In the past, humans had been able to defeat various youkai, through strength of numbers or cunning. A few of the mazoku had even fallen to their more exceptional members. But a daimao? Such a thought was laughable at best.
In a flash, that had all changed. As powerful as they were, as much divine energy they had at their command, they were forced to admit this new power the humans had harnessed was capable of killing even their kind. The humans – lowest of the low – now possessed a capability that none save the gods themselves wielded.
Following this realization, something new happened within the ever-turning celestial cycle, for perhaps the first time in forever – the daimao retreated from the Earth, not out of boredom, but out of fear.

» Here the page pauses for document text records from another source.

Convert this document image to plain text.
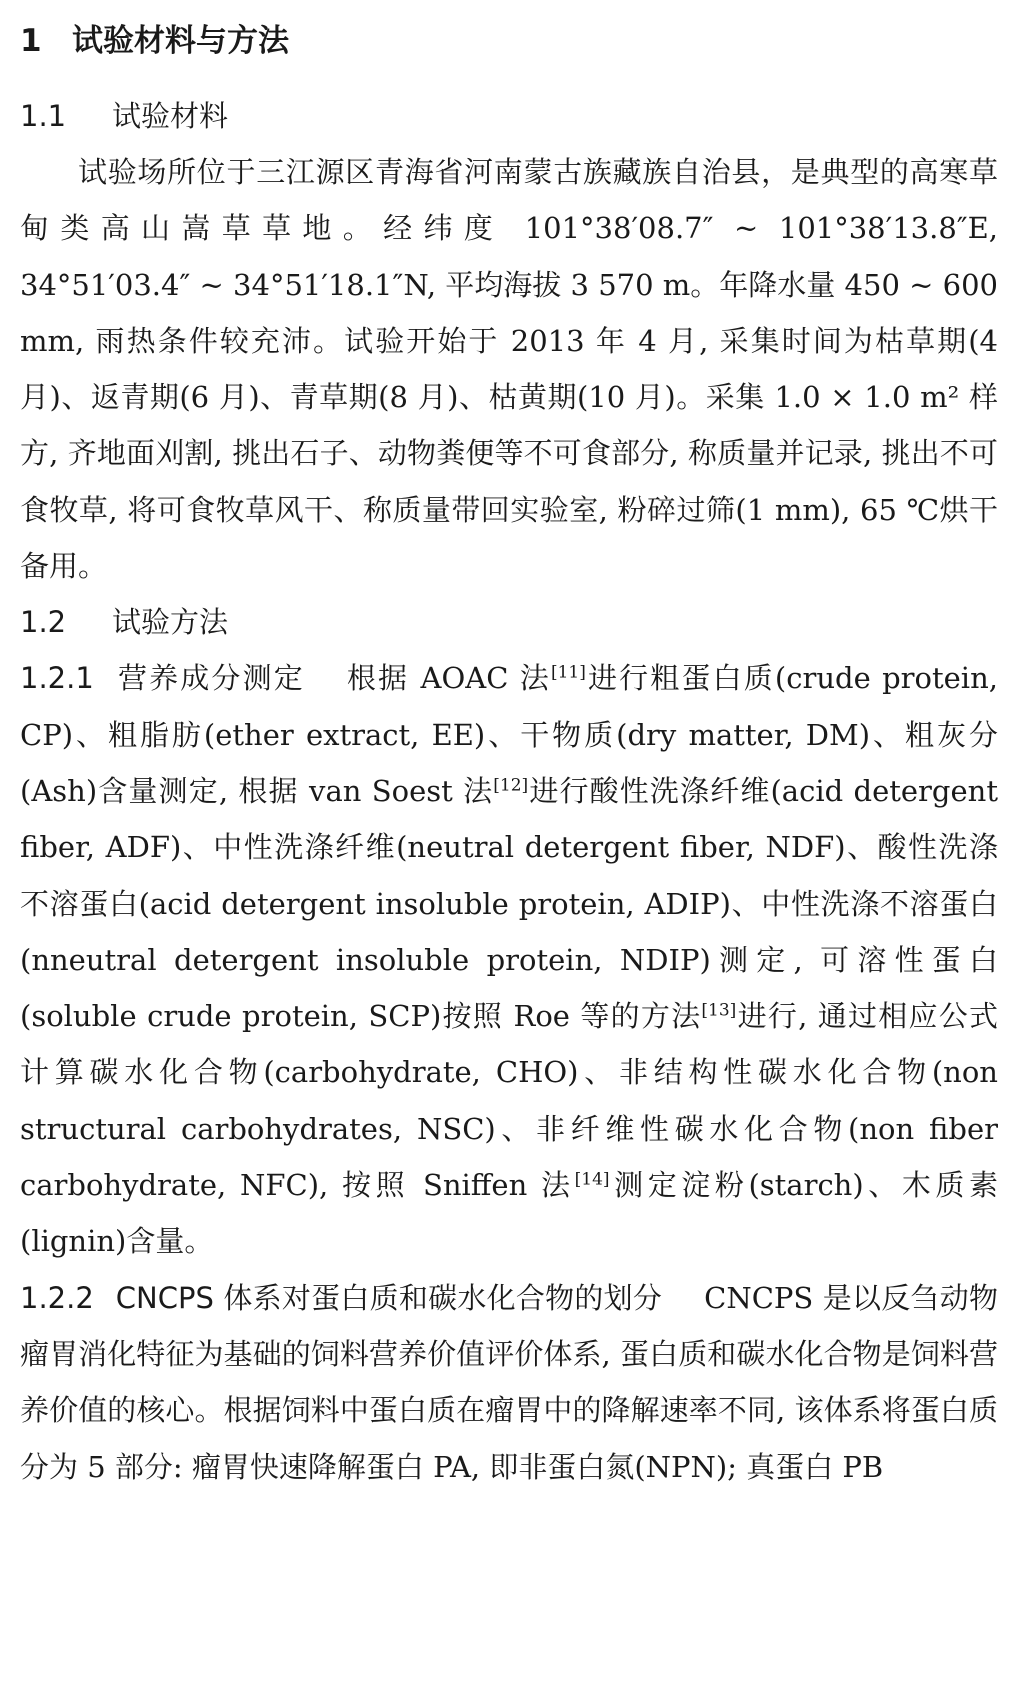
1 试验材料与方法
1.1 试验材料

试验场所位于三江源区青海省河南蒙古族藏族自治县，是典型的高寒草甸类高山嵩草草地。经纬度 101°38′08.7″ ~ 101°38′13.8″E, 34°51′03.4″ ~ 34°51′18.1″N, 平均海拔 3 570 m。年降水量 450 ~ 600 mm, 雨热条件较充沛。试验开始于 2013 年 4 月, 采集时间为枯草期(4 月)、返青期(6 月)、青草期(8 月)、枯黄期(10 月)。采集 1.0 × 1.0 m² 样方, 齐地面刈割, 挑出石子、动物粪便等不可食部分, 称质量并记录, 挑出不可食牧草, 将可食牧草风干、称质量带回实验室, 粉碎过筛(1 mm), 65 ℃烘干备用。

1.2 试验方法

1.2.1 营养成分测定 根据 AOAC 法[11]进行粗蛋白质(crude protein, CP)、粗脂肪(ether extract, EE)、干物质(dry matter, DM)、粗灰分(Ash)含量测定, 根据 van Soest 法[12]进行酸性洗涤纤维(acid detergent fiber, ADF)、中性洗涤纤维(neutral detergent fiber, NDF)、酸性洗涤不溶蛋白(acid detergent insoluble protein, ADIP)、中性洗涤不溶蛋白(nneutral detergent insoluble protein, NDIP)测定, 可溶性蛋白(soluble crude protein, SCP)按照 Roe 等的方法[13]进行, 通过相应公式计算碳水化合物(carbohydrate, CHO)、非结构性碳水化合物(non structural carbohydrates, NSC)、非纤维性碳水化合物(non fiber carbohydrate, NFC), 按照 Sniffen 法[14]测定淀粉(starch)、木质素(lignin)含量。

1.2.2 CNCPS 体系对蛋白质和碳水化合物的划分 CNCPS 是以反刍动物瘤胃消化特征为基础的饲料营养价值评价体系, 蛋白质和碳水化合物是饲料营养价值的核心。根据饲料中蛋白质在瘤胃中的降解速率不同, 该体系将蛋白质分为 5 部分: 瘤胃快速降解蛋白 PA, 即非蛋白氮(NPN); 真蛋白 PB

The ways were shut and locked. The gates sealed. None of the daimao dared visit the planet below. Likewise, access to the crystals that allowed servants to venture forth between the two realms was forbidden. Many of their cousins, both youkai and mazoku, were trapped on Earth, left to fend for themselves. Those who survived retreated to the forests or mountains to live like dogs, lest they find themselves hunted.
At the time, Reiden claimed it all to be temporary. The ways would be opened again as soon as the daimao reached a conclusion as to what needed to be done.
Yet decades had passed, and they continued to do nothing but argue. All the while, mankind continued to march forward at a pace undreamt of, building ever more powerful weapons of war. They’d even gone so far as to touch the face of the moon orbiting their planet. Some began to speak in hushed tones that soon the humans would possess the ability to detect the celestial palace itself. If so, what then? What if they invaded? What if they accidentally woke the elder gods?
Barely contained panic had taken hold.
Not all of it was bad, though, Midnite considered.
The chaos that had been borne of this had benefited her, given her an opportunity to fortify her chambers without question.
It had allowed her to keep safe the very special secret that none of her kind could ever know about.
6
Kisaki’s window of opportunity was short. There was no time to dawdle or have second thoughts.
Shitoro might not have been as clever as he thought, but he wasn’t stupid by any means. He was also a stickler for detail and routine. It wouldn’t be long before he realized she had swiped the key from around his neck.
It had been a particularly dull session, focusing on the politics of various interdimensional species – comparing and contrasting them – but that had been perfect. At one point, Kisaki had pretended to nod off, something very believable considering the topic. When Shitoro had walked over to wake her, she’d toppled over, forcing him to catch her.